Publié le 24 janvier 2023

[L'oeil du lab' SPORSORA] Nouvelles pratiques : Analyse du « Pay-Per-View »

La deuxième promotion du Lab' SPORSORA rassemble douze jeunes collaborateurs parmi ses membres, répartis en groupes de travai. C'est ici le sous groupe de travail dédié aux médias qui prend la parole.
 
DÉCRYPTAGE DU MODÈLE DU « PAY-PER-VIEW »

Définition : Consommation payante à l'unité de programmes audiovisuels (un match, un film, ...)

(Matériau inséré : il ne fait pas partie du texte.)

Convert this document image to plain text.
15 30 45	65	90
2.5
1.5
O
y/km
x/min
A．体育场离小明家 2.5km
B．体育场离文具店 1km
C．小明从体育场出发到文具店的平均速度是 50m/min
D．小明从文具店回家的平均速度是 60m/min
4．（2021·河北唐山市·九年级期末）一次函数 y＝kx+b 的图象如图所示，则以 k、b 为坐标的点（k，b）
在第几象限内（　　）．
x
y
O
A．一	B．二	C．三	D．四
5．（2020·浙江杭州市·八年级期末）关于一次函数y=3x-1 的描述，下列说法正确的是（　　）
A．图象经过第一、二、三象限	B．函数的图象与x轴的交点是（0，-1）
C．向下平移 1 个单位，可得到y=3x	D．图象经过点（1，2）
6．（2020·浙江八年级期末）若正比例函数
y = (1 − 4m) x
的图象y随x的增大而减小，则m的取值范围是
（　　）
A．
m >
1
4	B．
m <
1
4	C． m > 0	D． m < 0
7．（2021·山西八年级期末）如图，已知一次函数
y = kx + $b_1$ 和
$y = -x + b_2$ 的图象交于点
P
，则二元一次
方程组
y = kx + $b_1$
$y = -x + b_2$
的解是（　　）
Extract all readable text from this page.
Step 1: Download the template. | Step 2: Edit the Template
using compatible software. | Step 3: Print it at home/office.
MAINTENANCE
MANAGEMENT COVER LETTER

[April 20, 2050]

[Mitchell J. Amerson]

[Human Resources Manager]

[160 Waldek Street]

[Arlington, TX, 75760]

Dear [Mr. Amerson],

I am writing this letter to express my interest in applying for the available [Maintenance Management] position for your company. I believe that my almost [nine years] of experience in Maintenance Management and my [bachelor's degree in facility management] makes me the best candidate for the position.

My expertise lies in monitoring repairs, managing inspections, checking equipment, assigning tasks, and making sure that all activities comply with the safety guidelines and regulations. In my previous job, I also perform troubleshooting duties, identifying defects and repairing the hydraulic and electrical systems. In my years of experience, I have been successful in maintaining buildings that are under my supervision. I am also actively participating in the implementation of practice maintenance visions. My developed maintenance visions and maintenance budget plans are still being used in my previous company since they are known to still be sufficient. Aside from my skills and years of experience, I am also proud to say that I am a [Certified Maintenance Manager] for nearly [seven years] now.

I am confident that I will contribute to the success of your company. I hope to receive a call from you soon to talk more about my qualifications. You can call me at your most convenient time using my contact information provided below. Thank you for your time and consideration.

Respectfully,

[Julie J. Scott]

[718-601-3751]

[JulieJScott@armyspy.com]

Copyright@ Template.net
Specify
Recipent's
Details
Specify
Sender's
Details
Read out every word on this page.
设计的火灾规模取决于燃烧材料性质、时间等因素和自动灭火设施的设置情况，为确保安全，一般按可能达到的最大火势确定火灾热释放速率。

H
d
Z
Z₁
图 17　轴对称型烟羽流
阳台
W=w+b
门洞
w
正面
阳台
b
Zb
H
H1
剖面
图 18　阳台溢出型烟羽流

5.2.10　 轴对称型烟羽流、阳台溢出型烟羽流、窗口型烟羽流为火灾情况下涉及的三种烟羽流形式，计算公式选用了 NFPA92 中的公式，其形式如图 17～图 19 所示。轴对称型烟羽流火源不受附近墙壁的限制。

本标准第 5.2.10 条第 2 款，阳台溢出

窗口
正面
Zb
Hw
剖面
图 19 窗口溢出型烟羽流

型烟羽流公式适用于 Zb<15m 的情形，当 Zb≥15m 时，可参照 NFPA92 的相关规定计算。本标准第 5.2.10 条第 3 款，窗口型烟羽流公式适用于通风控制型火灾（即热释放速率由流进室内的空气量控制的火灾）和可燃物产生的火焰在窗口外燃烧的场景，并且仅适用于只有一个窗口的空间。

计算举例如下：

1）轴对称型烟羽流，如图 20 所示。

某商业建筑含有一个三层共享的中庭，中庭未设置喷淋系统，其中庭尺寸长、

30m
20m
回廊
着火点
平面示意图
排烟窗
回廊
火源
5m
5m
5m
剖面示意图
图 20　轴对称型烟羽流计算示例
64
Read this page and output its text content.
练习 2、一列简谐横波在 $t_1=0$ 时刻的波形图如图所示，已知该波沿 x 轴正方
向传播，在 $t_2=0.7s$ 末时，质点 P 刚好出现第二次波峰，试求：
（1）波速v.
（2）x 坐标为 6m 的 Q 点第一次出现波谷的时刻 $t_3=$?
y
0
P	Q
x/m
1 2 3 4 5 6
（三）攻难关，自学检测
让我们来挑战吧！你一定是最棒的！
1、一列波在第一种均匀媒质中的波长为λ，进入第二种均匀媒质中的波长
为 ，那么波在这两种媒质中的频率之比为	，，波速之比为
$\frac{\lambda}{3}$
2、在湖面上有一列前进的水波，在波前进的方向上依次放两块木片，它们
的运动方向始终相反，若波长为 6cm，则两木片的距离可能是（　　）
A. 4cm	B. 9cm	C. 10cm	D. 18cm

Nous avons vu dans l'étude de l'ARCOM que les principales raisons évoquées par ceux qui consomment de façon illicite du streaming en France sont les prix trop élevés des abonnements, le fait qu'ils ne souhaitent pas s'abonner pour ne regarder qu'un seul match ou une seule compétition et le fait qu'ils ne souhaitent pas s'abonner à de trop nombreuses offres.
Le pay-per-view semblerait alors pouvoir être une alternative de choix pour le consommateur qui ne payerait pour voir uniquement que ce qu'il veut voir s'il n'est pas déjà abonné à une chaîne qui diffuse la compétition. Côté consommateur, cela donnerait de plus larges possibilités pour suivre un sport ou une équipe en particulier (modèle utilisé en NBA). Côté diffuseurs, la question est plus complexe. En effet, le pay-per-view pourrait bien fonctionner en termes de nombre d'abonnements pour les équipes très populaires qui sont dans les premières places du classement mais pour les autres, le nombre d'abonnements pourrait rester très faible et rendre l'offre moins intéressante pour le diffuseur. Le pay-per-view semble donc difficile à mettre en place pour un championnat avec des équipes dont le niveau peut-être très différent (ce qui est moins le cas pour des ligues fermées, type NBA, avec un système de draft qui rebat les cartes assez régulièrement).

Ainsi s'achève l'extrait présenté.